We each received one glass of non-aerated Beverino. Then our server poured the wine through the aerator into a second glass for each of us. I took a sip of the first glass and it was good, probably our best table wine, good any time, with or without food. I then tried the aerated wine and, lo and behold, it tasted…expensive. The aroma was full, engulfing my whole face, the flavor was richer, yet soft with silky tannins.
This incident got me thinking about decanting, something I never tried myself and assumed was just another unnecessary action taken by people who spend too much time thinking about wine than they did enjoying it. But now I had doubts about my own thinking.
Upon returning home I purchased a bottle of Brunello di Montalcino, my favorite wine in the world and one that I treat myself to maybe once or twice a year.
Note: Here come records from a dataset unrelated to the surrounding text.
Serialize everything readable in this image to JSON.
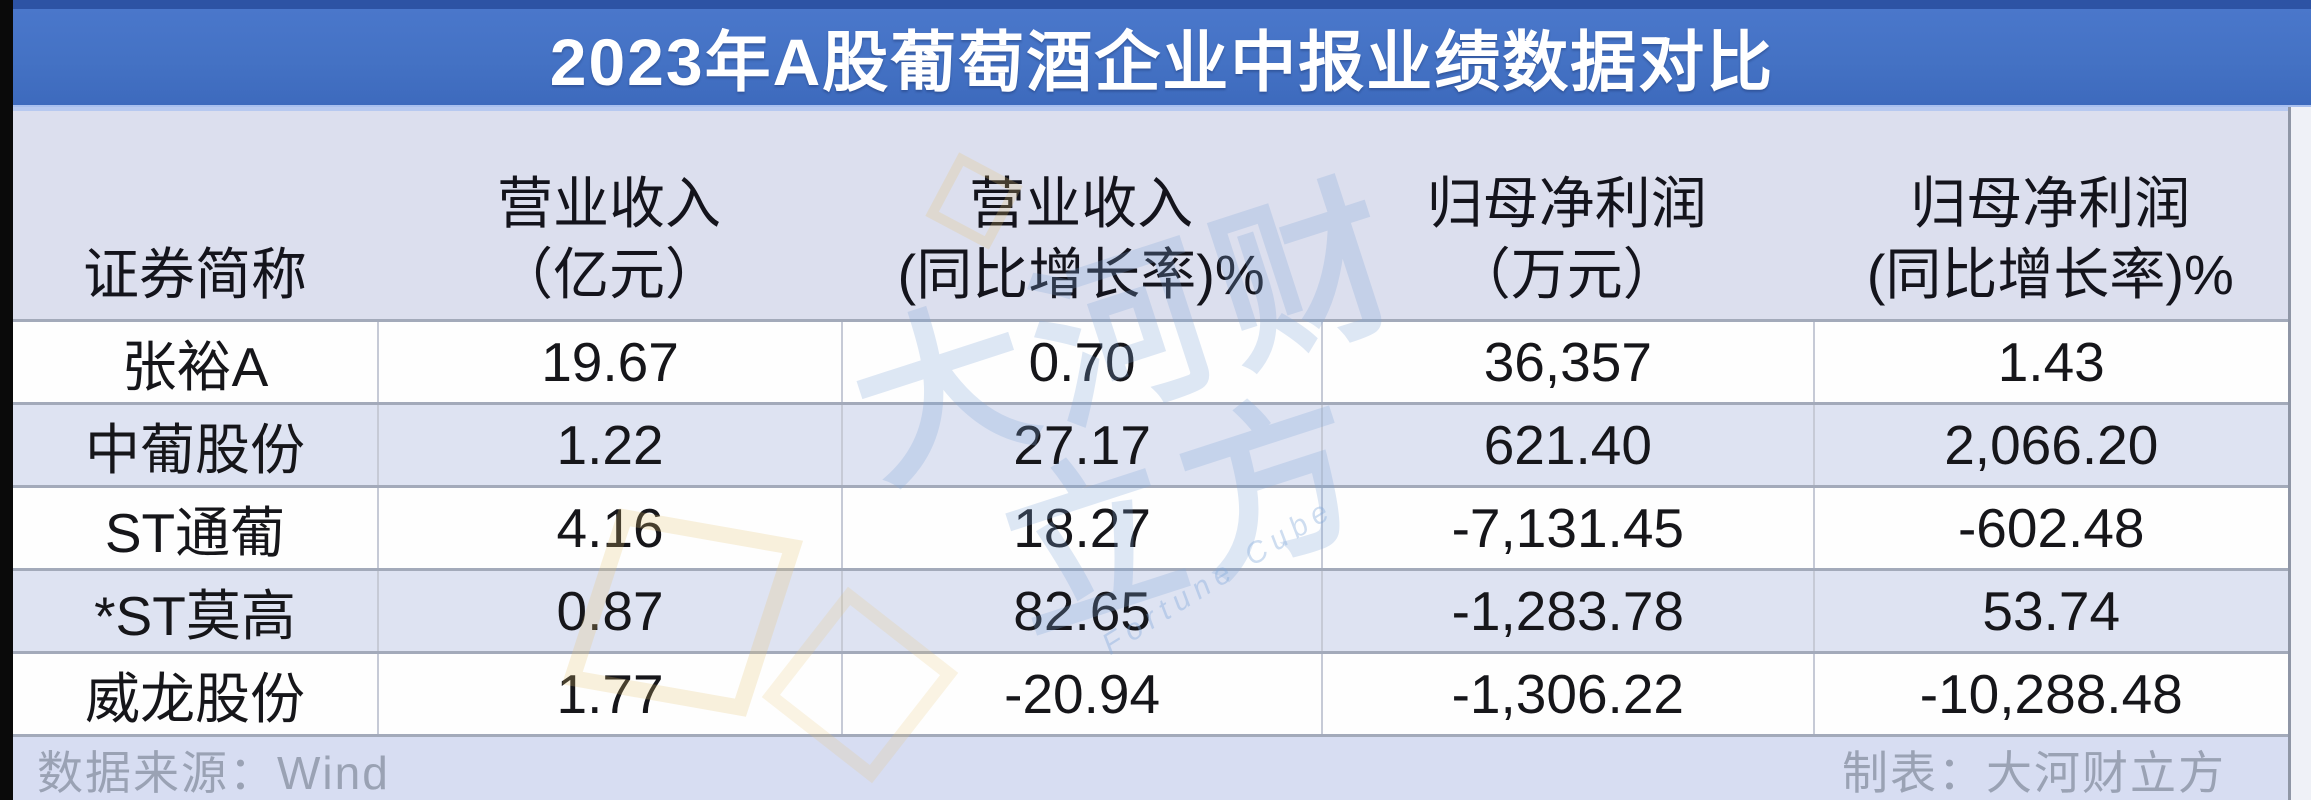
{
  "title": "2023年A股葡萄酒企业中报业绩数据对比",
  "colors": {
    "title_bar_blue": "#4472C4",
    "header_bg": "#DCDFEE",
    "band_row_bg": "#DEE3F2",
    "footer_bg": "#D7DDF2",
    "body_text": "#16161A",
    "footer_text": "#9AA2B4",
    "watermark_blue": "#80A8DA",
    "watermark_gold": "#E8C470"
  },
  "table": {
    "headers": [
      {
        "line1": "证券简称",
        "line2": ""
      },
      {
        "line1": "营业收入",
        "line2": "（亿元）"
      },
      {
        "line1": "营业收入",
        "line2": "(同比增长率)%"
      },
      {
        "line1": "归母净利润",
        "line2": "（万元）"
      },
      {
        "line1": "归母净利润",
        "line2": "(同比增长率)%"
      }
    ],
    "rows": [
      {
        "cells": [
          "张裕A",
          "19.67",
          "0.70",
          "36,357",
          "1.43"
        ]
      },
      {
        "cells": [
          "中葡股份",
          "1.22",
          "27.17",
          "621.40",
          "2,066.20"
        ]
      },
      {
        "cells": [
          "ST通葡",
          "4.16",
          "18.27",
          "-7,131.45",
          "-602.48"
        ]
      },
      {
        "cells": [
          "*ST莫高",
          "0.87",
          "82.65",
          "-1,283.78",
          "53.74"
        ]
      },
      {
        "cells": [
          "威龙股份",
          "1.77",
          "-20.94",
          "-1,306.22",
          "-10,288.48"
        ]
      }
    ]
  },
  "footer": {
    "source": "数据来源：Wind",
    "credit": "制表：大河财立方"
  },
  "watermark": {
    "text": "大河财立方",
    "subtext": "Fortune Cube"
  },
  "chart_data": {
    "type": "table",
    "title": "2023年A股葡萄酒企业中报业绩数据对比",
    "columns": [
      "证券简称",
      "营业收入（亿元）",
      "营业收入(同比增长率)%",
      "归母净利润（万元）",
      "归母净利润(同比增长率)%"
    ],
    "rows": [
      [
        "张裕A",
        19.67,
        0.7,
        36357,
        1.43
      ],
      [
        "中葡股份",
        1.22,
        27.17,
        621.4,
        2066.2
      ],
      [
        "ST通葡",
        4.16,
        18.27,
        -7131.45,
        -602.48
      ],
      [
        "*ST莫高",
        0.87,
        82.65,
        -1283.78,
        53.74
      ],
      [
        "威龙股份",
        1.77,
        -20.94,
        -1306.22,
        -10288.48
      ]
    ],
    "notes": {
      "source": "Wind",
      "credit": "大河财立方"
    }
  }
}
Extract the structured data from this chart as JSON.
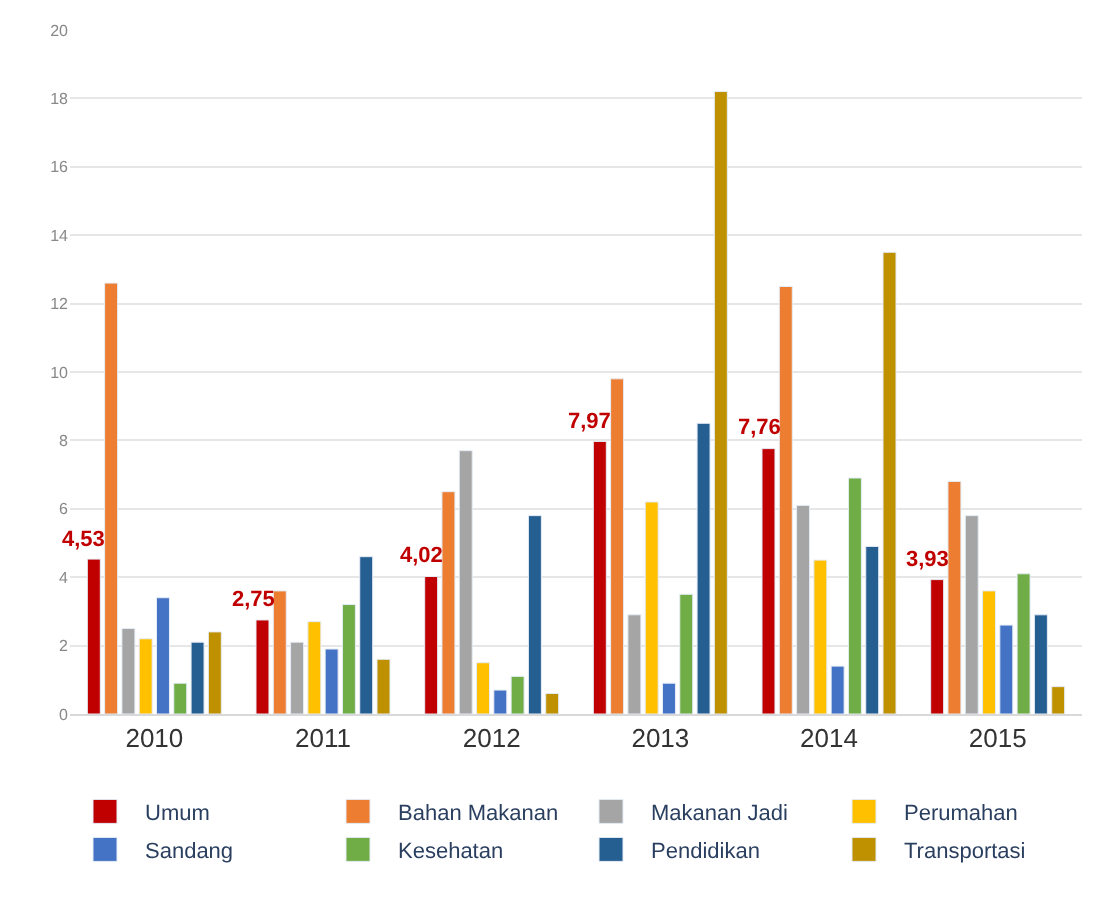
{
  "chart_data": {
    "type": "bar",
    "categories": [
      "2010",
      "2011",
      "2012",
      "2013",
      "2014",
      "2015"
    ],
    "series": [
      {
        "name": "Umum",
        "color": "#c00000",
        "values": [
          4.53,
          2.75,
          4.02,
          7.97,
          7.76,
          3.93
        ],
        "value_labels": [
          "4,53",
          "2,75",
          "4,02",
          "7,97",
          "7,76",
          "3,93"
        ]
      },
      {
        "name": "Bahan Makanan",
        "color": "#ed7d31",
        "values": [
          12.6,
          3.6,
          6.5,
          9.8,
          12.5,
          6.8
        ]
      },
      {
        "name": "Makanan Jadi",
        "color": "#a5a5a5",
        "values": [
          2.5,
          2.1,
          7.7,
          2.9,
          6.1,
          5.8
        ]
      },
      {
        "name": "Perumahan",
        "color": "#ffc000",
        "values": [
          2.2,
          2.7,
          1.5,
          6.2,
          4.5,
          3.6
        ]
      },
      {
        "name": "Sandang",
        "color": "#4472c4",
        "values": [
          3.4,
          1.9,
          0.7,
          0.9,
          1.4,
          2.6
        ]
      },
      {
        "name": "Kesehatan",
        "color": "#70ad47",
        "values": [
          0.9,
          3.2,
          1.1,
          3.5,
          6.9,
          4.1
        ]
      },
      {
        "name": "Pendidikan",
        "color": "#255e91",
        "values": [
          2.1,
          4.6,
          5.8,
          8.5,
          4.9,
          2.9
        ]
      },
      {
        "name": "Transportasi",
        "color": "#bf9000",
        "values": [
          2.4,
          1.6,
          0.6,
          18.2,
          13.5,
          0.8
        ]
      }
    ],
    "ylim": [
      0,
      20
    ],
    "yticks": [
      0,
      2,
      4,
      6,
      8,
      10,
      12,
      14,
      16,
      18,
      20
    ],
    "grid": "y",
    "legend": "bottom"
  }
}
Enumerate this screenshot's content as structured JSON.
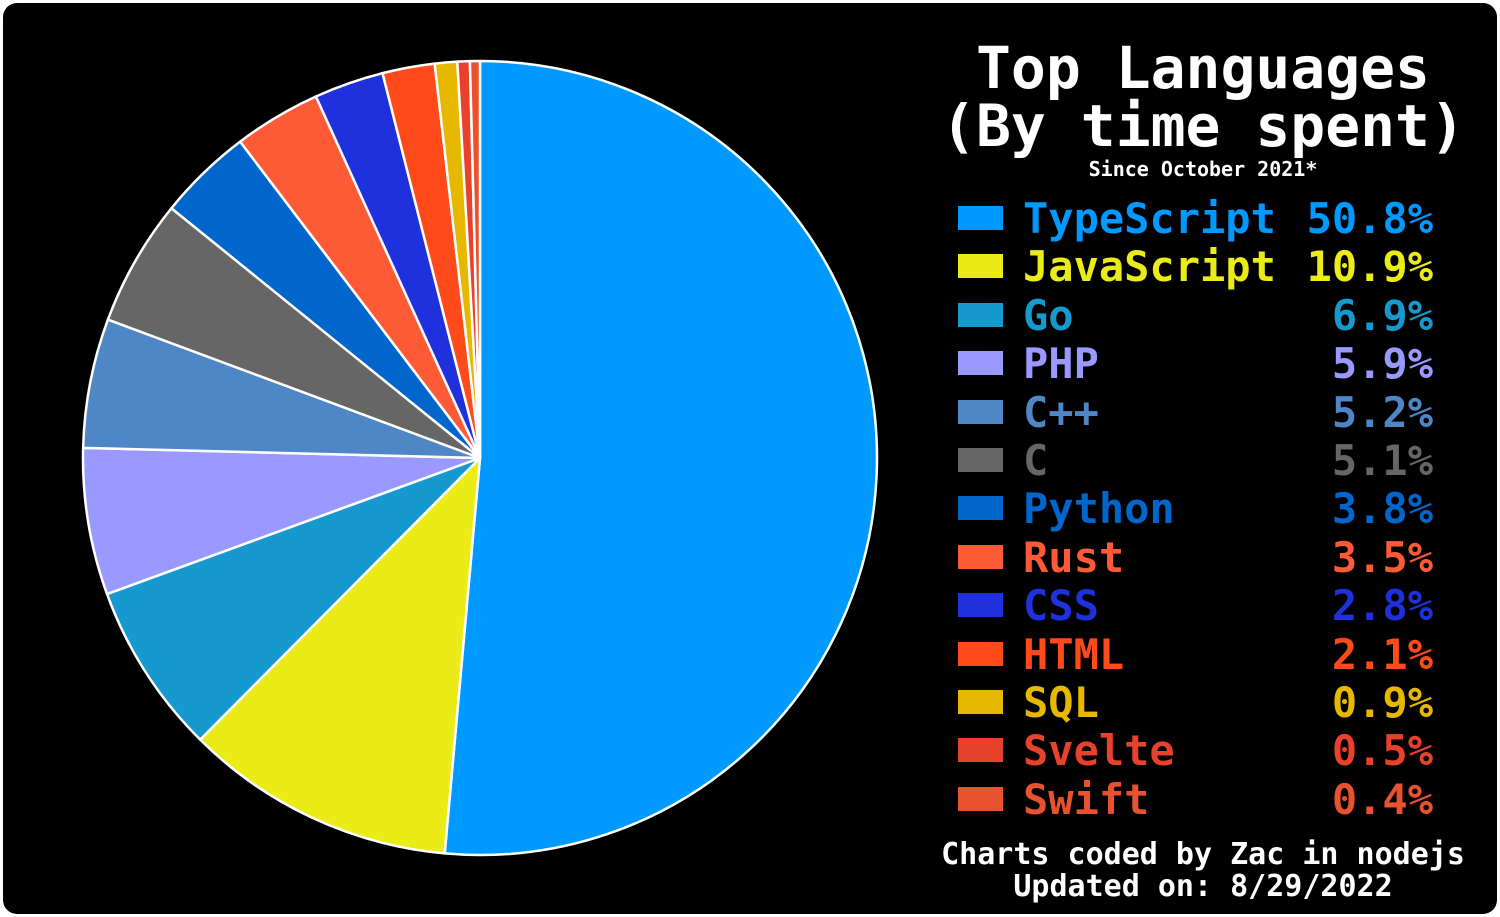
{
  "chart_data": {
    "type": "pie",
    "title": [
      "Top Languages",
      "(By time spent)"
    ],
    "subtitle": "Since October 2021*",
    "legend_position": "right",
    "slices": [
      {
        "label": "TypeScript",
        "percent_label": "50.8%",
        "value": 50.8,
        "color": "#0099ff"
      },
      {
        "label": "JavaScript",
        "percent_label": "10.9%",
        "value": 10.9,
        "color": "#ebeb17"
      },
      {
        "label": "Go",
        "percent_label": "6.9%",
        "value": 6.9,
        "color": "#1599ce"
      },
      {
        "label": "PHP",
        "percent_label": "5.9%",
        "value": 5.9,
        "color": "#9999ff"
      },
      {
        "label": "C++",
        "percent_label": "5.2%",
        "value": 5.2,
        "color": "#4f86c6"
      },
      {
        "label": "C",
        "percent_label": "5.1%",
        "value": 5.1,
        "color": "#666666"
      },
      {
        "label": "Python",
        "percent_label": "3.8%",
        "value": 3.8,
        "color": "#0066cc"
      },
      {
        "label": "Rust",
        "percent_label": "3.5%",
        "value": 3.5,
        "color": "#ff5a36"
      },
      {
        "label": "CSS",
        "percent_label": "2.8%",
        "value": 2.8,
        "color": "#1f31dd"
      },
      {
        "label": "HTML",
        "percent_label": "2.1%",
        "value": 2.1,
        "color": "#ff4a1a"
      },
      {
        "label": "SQL",
        "percent_label": "0.9%",
        "value": 0.9,
        "color": "#e6b800"
      },
      {
        "label": "Svelte",
        "percent_label": "0.5%",
        "value": 0.5,
        "color": "#e8412c"
      },
      {
        "label": "Swift",
        "percent_label": "0.4%",
        "value": 0.4,
        "color": "#e8522e"
      }
    ],
    "footer": [
      "Charts coded by Zac in nodejs",
      "Updated on: 8/29/2022"
    ]
  },
  "colors": {
    "background": "#000000",
    "slice_border": "#ffffff",
    "text": "#ffffff"
  }
}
One night I opened it while I was cooking dinner and poured myself just a sip, for I wanted to let it sit for an hour to see if it made any difference at all ( I didn’t have an actual decanter at the time). Let me tell you, it’s not easy seeing an open bottle of Brunello in your peripheral view and not drink it down, hobo style, right from the bottle. But, I succeeded and, yes, the wine was magnificent after that hour had passed. The tannins had mellowed and that smell, that wonderful smell seemed to fill the room.
Soon after I purchased an actual decanter, a device I now consider completely necessary! I try not to think of why it makes such a differnce in the aroma and taste of a wine–I’ll leave that to the experts. I just know it makes one helluva difference.
It’s true, decanting can by time consuming and, unless you think of it ahead of time, you don’t open your bottle of dinner wine until dinner is ready. I still highly recommend giving your wine time to breathe before drinking it. Whether you just let it sit open for a while, pour it in a decanter, or use that ingenious mini aerator, air will improve even the most mediocre bottle you have stashed away and will only open when there is absolutely nothing else to drink with dinner.